Fumer est un choix personnel, qui relève de la vie privée. Ce qui n'appartient pas au domaine de la vie privée, cependant, est le fait d'imposer aux autres, involontairement, la fumée de tabac secondaire.

Nous voilà dans la « Semaine québécoise pour un avenir sans tabac ». À la radio, à la télévision ou dans les journaux, le message est le même : le tabagisme tue. Mais malgré le battage publicitaire, les Québécois et Canadiens sont aujourd'hui confrontés à une même réalité.

Ces dernières années, de plus en plus de locataires et de propriétaires d'immeubles locatifs ainsi que de propriétaires de condominiums et de syndicats de copropriétés prennent conscience du fait qu'ils subissent de nombreux inconvénients découlant de la présence de fumée de tabac secondaire dans leur domicile. Cependant, très peu d'entre eux choisissent d'agir pour s'attaquer au problème, ce qui explique le nombre restreint de décisions des tribunaux québécois sur cette question.

En décembre 2010, n'eût été un règlement à l'amiable, la Régie du logement aurait eu à se prononcer sur la possibilité, pour un propriétaire de logements, de modifier un bail pour y ajouter une interdiction de fumer du locataire étant donné que la fumée de tabac secondaire se propageait dans l'immeuble et incommodait les locataires.

La décision d'aller de l'avant et d'interdire à des locataires ou à des copropriétaires de condos de fumer a jusqu'ici été contrecarrée par une absence de preuve démontrant un préjudice à la santé des personnes exposées à la fumée secondaire.

Mais la science a évolué plus vite encore que les mentalités. Selon l'Institut national de santé publique du Québec, plusieurs données sont devenues pratiquement incontestables: la fumée de tabac secondaire est plus toxique que la fumée inhalée et rejetée par le fumeur lui-même; la fumée de tabac secondaire contient environ 4000 substances chimiques dont plusieurs cancérogènes; il n'existe aucun seuil minimum sécuritaire d'exposition à la fumée de tabac secondaire; un lien direct a été démontré entre l'exposition à la fumée de tabac secondaire et la prévalence, entre autres, de plusieurs cancers, de problèmes de système respiratoire et cardiovasculaire ainsi que sur le système de reproduction et le développement utérin.

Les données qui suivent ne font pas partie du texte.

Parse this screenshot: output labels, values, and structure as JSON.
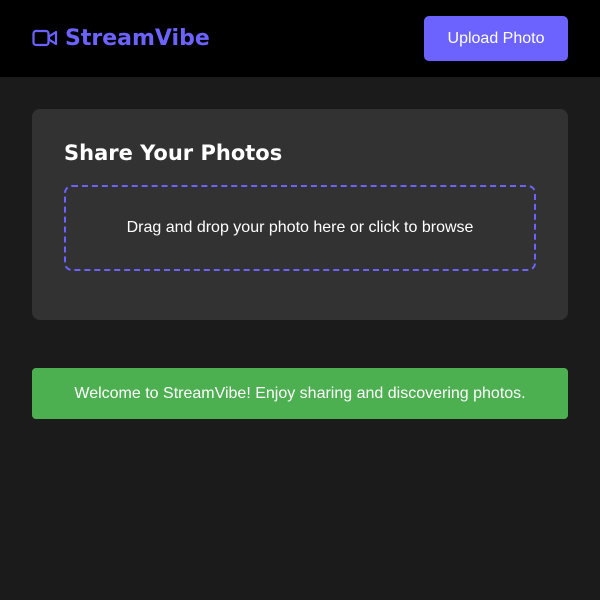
{
  "header": {
    "brand": {
      "icon": "video-camera-icon",
      "name": "StreamVibe"
    },
    "upload_button_label": "Upload Photo"
  },
  "upload_card": {
    "title": "Share Your Photos",
    "dropzone_text": "Drag and drop your photo here or click to browse"
  },
  "welcome_banner": {
    "message": "Welcome to StreamVibe! Enjoy sharing and discovering photos."
  },
  "colors": {
    "accent": "#6c63ff",
    "background": "#1b1b1b",
    "header": "#000000",
    "card": "#323232",
    "success": "#4caf50"
  }
}
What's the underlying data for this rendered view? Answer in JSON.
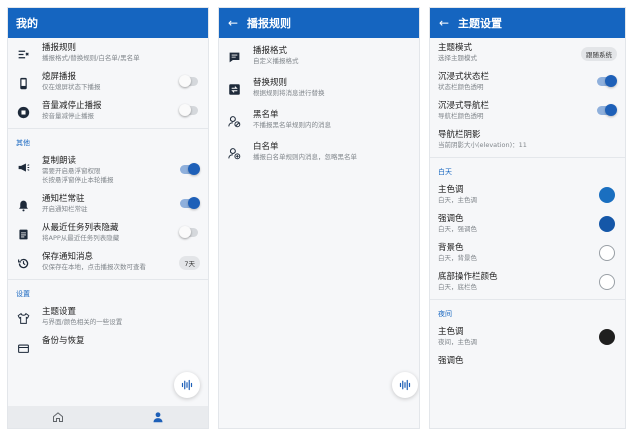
{
  "p1": {
    "title": "我的",
    "items1": [
      {
        "title": "播报规则",
        "sub": "播报格式/替换规则/白名单/黑名单"
      },
      {
        "title": "熄屏播报",
        "sub": "仅在熄屏状态下播报"
      },
      {
        "title": "音量减停止播报",
        "sub": "按音量减停止播报"
      }
    ],
    "section_other": "其他",
    "items2": [
      {
        "title": "复制朗读",
        "sub": "需要开启悬浮窗权限",
        "sub2": "长按悬浮窗停止本轮播报"
      },
      {
        "title": "通知栏常驻",
        "sub": "开启通知栏常驻"
      },
      {
        "title": "从最近任务列表隐藏",
        "sub": "将APP从最近任务列表隐藏"
      },
      {
        "title": "保存通知消息",
        "sub": "仅保存在本地，点击播报次数可查看",
        "chip": "7天"
      }
    ],
    "section_settings": "设置",
    "items3": [
      {
        "title": "主题设置",
        "sub": "与界面/颜色相关的一些设置"
      },
      {
        "title": "备份与恢复"
      }
    ]
  },
  "p2": {
    "title": "播报规则",
    "items": [
      {
        "title": "播报格式",
        "sub": "自定义播报格式"
      },
      {
        "title": "替换规则",
        "sub": "根据规则将消息进行替换"
      },
      {
        "title": "黑名单",
        "sub": "不播报黑名单规则内的消息"
      },
      {
        "title": "白名单",
        "sub": "播报白名单规则内消息，忽略黑名单"
      }
    ]
  },
  "p3": {
    "title": "主题设置",
    "items": [
      {
        "title": "主题模式",
        "sub": "选择主题模式",
        "chip": "跟随系统"
      },
      {
        "title": "沉浸式状态栏",
        "sub": "状态栏颜色透明"
      },
      {
        "title": "沉浸式导航栏",
        "sub": "导航栏颜色透明"
      },
      {
        "title": "导航栏阴影",
        "sub": "当前阴影大小(elevation)：11"
      }
    ],
    "section_light": "白天",
    "light": [
      {
        "title": "主色调",
        "sub": "白天，主色调"
      },
      {
        "title": "强调色",
        "sub": "白天，强调色"
      },
      {
        "title": "背景色",
        "sub": "白天，背景色"
      },
      {
        "title": "底部操作栏颜色",
        "sub": "白天，底栏色"
      }
    ],
    "section_night": "夜间",
    "night": [
      {
        "title": "主色调",
        "sub": "夜间，主色调"
      },
      {
        "title": "强调色"
      }
    ]
  },
  "colors": {
    "appbar": "#1565c0",
    "primary_light": "#1a6fc0",
    "accent_light": "#1557a8",
    "primary_night": "#1f1f1f"
  }
}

En tant que juriste, je suis d'avis que les tribunaux devront plus tôt que tard reconnaître le préjudice que représente le seul risque de vivre dans un logement adjacent à celui d'un fumeur, lorsqu'il est prouvé que la fumée se propage d'un logement à l'autre et que la personne est préjudiciée par la fumée.

Quelles démarches sont alors disponibles pour les personnes incommodées dans leur domicile? Tenter de régler le problème à l'amiable en discutant et en négociant avec les personnes impliquées (locataire, propriétaire, syndicat de copropriétaires) est certainement l'idéal. Mais si l'on se fie au nombre d'appels reçus où aucun terrain d'entente n'est possible, il ne faut pas entretenir trop d'espoir dans cette démarche.

Reste alors les recours pour les non-fumeurs et leurs propriétaires qui consistent à demander de faire cesser leur exposition à la fumée de tabac secondaire et à ainsi forcer les personnes qui fument de s'abstenir de fumer dans leur logement.

Au Québec, compte tenu du fait que le locateur bénéficie d'un droit au maintien dans le lieu en vertu du Code civil du Québec, il est plus ardu, en cours de bail ou lors de la reconduction du bail, d'ajouter une clause interdisant de fumer aux personnes se trouvant dans le logement. Mais ce n'est pas impossible. Il appartient à ceux qui le désirent vraiment de se lever et de clamer haut et fort ce que plusieurs souhaitent en silence.